AUSTIN (Nexstar) — This week, the Cybersecurity and Infrastructure Security Agency released more details about the SolarWinds hack that was first reported in mid-December.
SolarWinds’ original statement about the hack revealed 18,000 of its clients were affected. In a statement posted on CISA’s website, it says “federal, state, and local governments, as well as critical infrastructure entities and other private sector organizations” were affected by the hack.
Still, little specific information has been released about the hack itself thus far. That’s why cybersecurity company PC Matic CEO Rob Cheng is calling for more transparency.
“SolarsWinds has been fairly quiet about what’s going on.
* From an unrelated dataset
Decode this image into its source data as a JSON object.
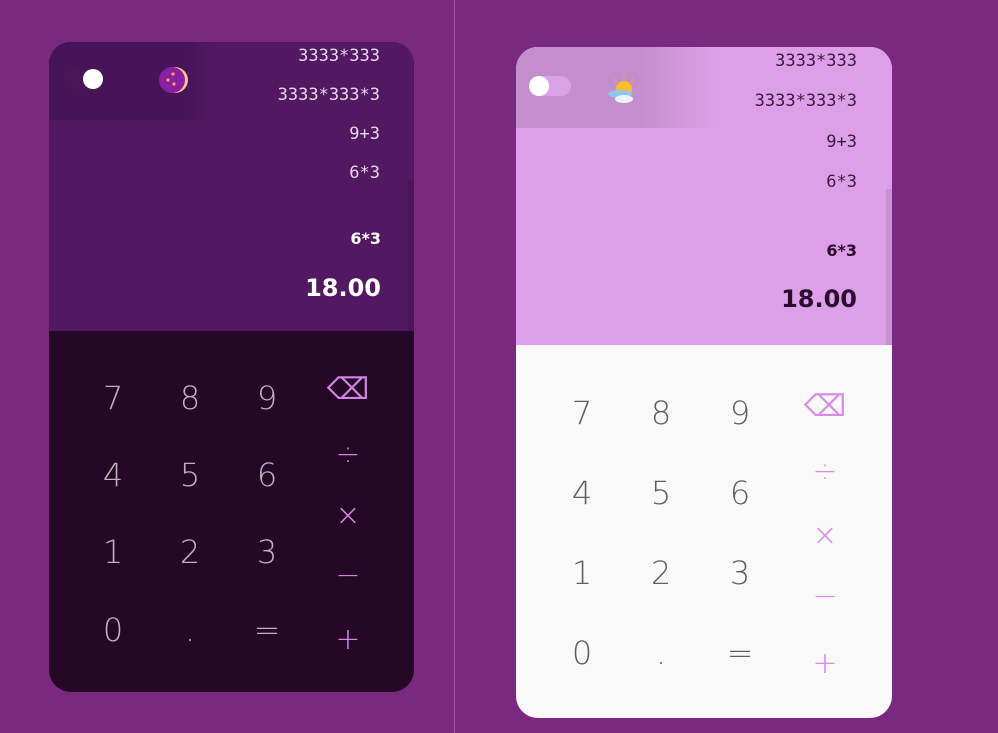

And that is concerning to me. This is really important, because we don’t want this to happen again,” Cheng said Thursday. “What happened and what can other software companies do to avoid this happening to their customers?”
Cheng said he’s pushing for federal requirements to release more details, and not just for this case.
“Like the NTSB, when there’s a plane crash, then the federal government gets in, and they analyze everything very quickly actually and very comprehensively. And then they publish to the public all that information. We need something like that to happen for companies like SolarWinds to feel comfortable to go and provide us that information, so that we can know when to make better choices or to react better to these things,” Cheng explained.
He also said it’s too soon to know who’s responsible for the hack, even though others have already attributed it to Russia.
“It’s very possible to just go and make an attack and not leave any traces behind. The few times when there has been attribution is because they wanted us to know. If you remember, things like Sony Pictures. And that was the North Koreans wanted us to know that they did that,” Cheng said.
“We don’t know who they are, I will speculate that we won’t know who they are, until it’s way too late,” Cheng added.